RAN Silicon Rethink- Part II; vRAN and General-Purpose Compute

RAN silicon rethink – from purpose built products & ASICs to general purpose processors or GPUs for vRAN & AI RAN

Cisco’s Silicon One G300 as the dominant AI networking fabric, competing with Broadcom’s Tomahawk 6 series

On February 10, 2026, Cisco announced the Silicon One G300 102.4 Tbps Ethernet switch silicon, claiming it can power gigawatt-scale AI clusters for training, inference, and real-time agentic workloads, while maximizing GPU utilization with a 28% improvement in job completion time. The G300 was said to offer Intelligent Collective Networking, which combines an industry-leading fully shared packet buffer, path-based load balancing, and proactive network telemetry to offer better performance and profitability for large-scale data centers. It efficiently absorbs bursty AI traffic, responds faster to link failures, and prevents packet drops that can stall jobs, ensuring reliable data delivery even over long distances. With Intelligent Collective Networking, Cisco can deliver 33% increased network utilization, and a 28% reduction in job completion time versus simulated non-optimized path selection, making AI data centers more profitable with more tokens generated per GPU-hour.  Also, the Cisco Silicon One G300 is highly programmable, enabling equipment to be upgraded for new network functionality even after it has been deployed. This enables Silicon One-based products to support emerging use cases and play multiple network roles, protecting long-term infrastructure investments. And with security fused into the hardware, customers can embrace holistic, at-speed security to keep clusters up and running.

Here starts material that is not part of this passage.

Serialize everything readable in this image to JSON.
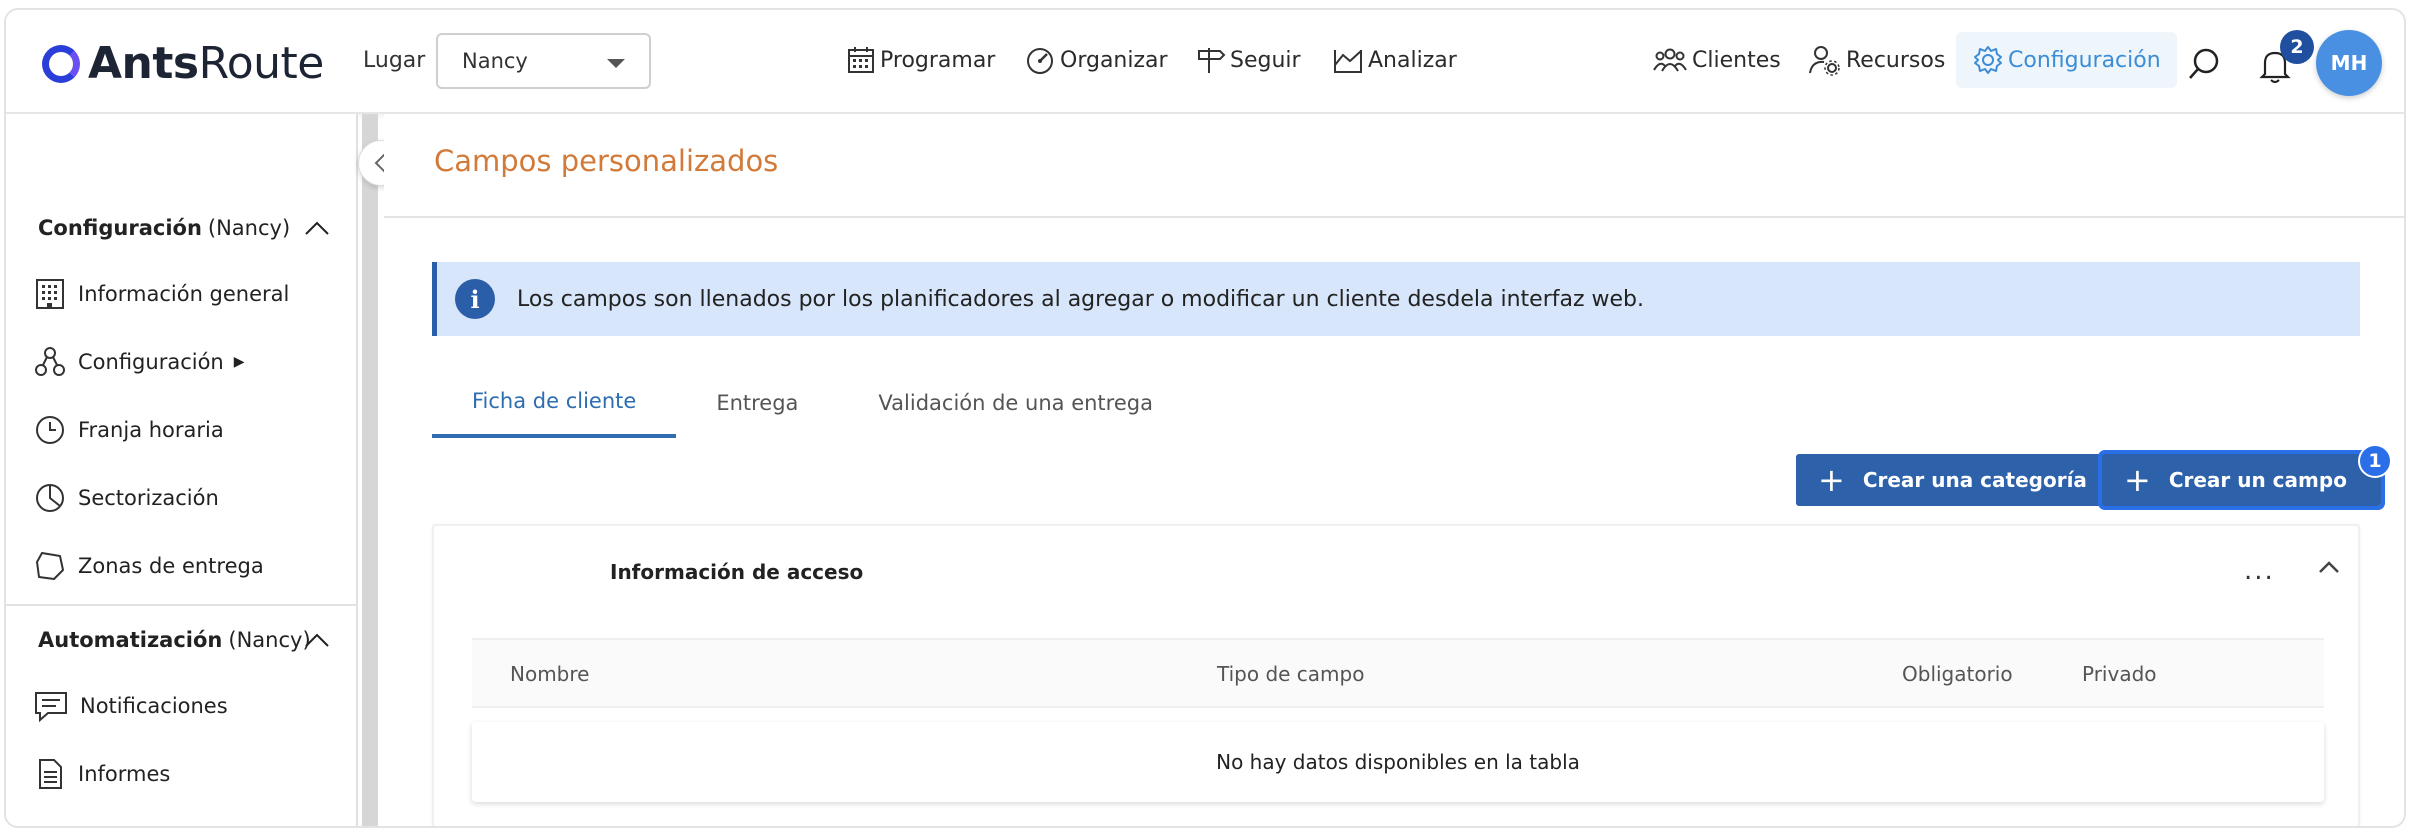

The Cisco Silicon One G300 will power new Cisco N9000 and Cisco 8000 systems that push the frontier of AI networking in the data center. The systems feature innovative liquid cooling and support high-density optics to achieve new efficiency benchmarks and ensure customers get the most out of their GPU investments. In addition, the company enhanced Nexus One to make it easier for enterprises to operate their AI networks — on-premises or in the cloud — removing the complexity that can hold organizations back from scaling AI data centers.

“We are spearheading performance, manageability, and security in AI networking by innovating across the full stack – from silicon to systems and software,” said Jeetu Patel, President and Chief Product Officer, Cisco. “We’re building the foundation for the future of infrastructure, supporting every type of customer—from hyperscalers to enterprises—as they shift to AI-powered workloads.”

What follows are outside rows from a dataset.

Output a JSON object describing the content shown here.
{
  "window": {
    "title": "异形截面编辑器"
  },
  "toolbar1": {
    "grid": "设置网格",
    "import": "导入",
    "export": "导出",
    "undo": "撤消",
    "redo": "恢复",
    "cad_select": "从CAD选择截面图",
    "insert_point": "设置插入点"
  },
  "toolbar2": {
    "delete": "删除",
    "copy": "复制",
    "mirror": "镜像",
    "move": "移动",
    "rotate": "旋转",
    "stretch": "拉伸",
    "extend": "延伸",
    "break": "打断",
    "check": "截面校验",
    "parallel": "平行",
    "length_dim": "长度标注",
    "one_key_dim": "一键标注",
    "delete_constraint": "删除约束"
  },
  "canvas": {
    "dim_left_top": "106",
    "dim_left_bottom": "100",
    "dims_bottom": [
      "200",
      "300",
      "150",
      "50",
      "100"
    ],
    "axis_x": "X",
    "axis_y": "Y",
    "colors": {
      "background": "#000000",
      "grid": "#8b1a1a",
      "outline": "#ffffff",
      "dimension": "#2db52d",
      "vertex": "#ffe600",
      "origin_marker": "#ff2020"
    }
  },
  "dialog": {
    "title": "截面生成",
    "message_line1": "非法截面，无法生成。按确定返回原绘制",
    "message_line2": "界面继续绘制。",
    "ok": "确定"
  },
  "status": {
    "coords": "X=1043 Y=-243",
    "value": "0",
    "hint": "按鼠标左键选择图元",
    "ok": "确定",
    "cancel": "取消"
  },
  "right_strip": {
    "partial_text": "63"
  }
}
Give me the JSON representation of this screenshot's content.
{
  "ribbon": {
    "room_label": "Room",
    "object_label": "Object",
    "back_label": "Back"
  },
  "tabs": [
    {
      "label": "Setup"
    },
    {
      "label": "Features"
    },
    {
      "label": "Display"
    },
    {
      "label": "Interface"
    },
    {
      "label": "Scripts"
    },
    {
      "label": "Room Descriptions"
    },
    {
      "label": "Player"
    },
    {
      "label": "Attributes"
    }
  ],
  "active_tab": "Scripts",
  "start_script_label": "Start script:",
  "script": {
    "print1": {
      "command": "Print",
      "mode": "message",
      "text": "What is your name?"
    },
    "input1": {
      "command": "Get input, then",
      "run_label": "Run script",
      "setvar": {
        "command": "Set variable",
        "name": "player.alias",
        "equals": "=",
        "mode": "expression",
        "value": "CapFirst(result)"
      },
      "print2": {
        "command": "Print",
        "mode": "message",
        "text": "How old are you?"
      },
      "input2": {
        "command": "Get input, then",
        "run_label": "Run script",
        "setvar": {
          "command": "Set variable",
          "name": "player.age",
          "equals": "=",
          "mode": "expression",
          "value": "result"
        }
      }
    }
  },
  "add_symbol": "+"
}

“As AI training and inference continues to scale, data movement is the key to efficient AI compute; the network becomes part of the compute itself. It’s not just about faster GPUs – the network must deliver scalable bandwidth and reliable, congestion-free data movement,” said Martin Lund, Executive Vice President of Cisco’s Common Hardware Group. “Cisco Silicon One G300, powering our new Cisco N9000 and Cisco 8000 systems, delivers high-performance, programmable, and deterministic networking – enabling every customer to fully utilize their compute and scale AI securely and reliably in production.”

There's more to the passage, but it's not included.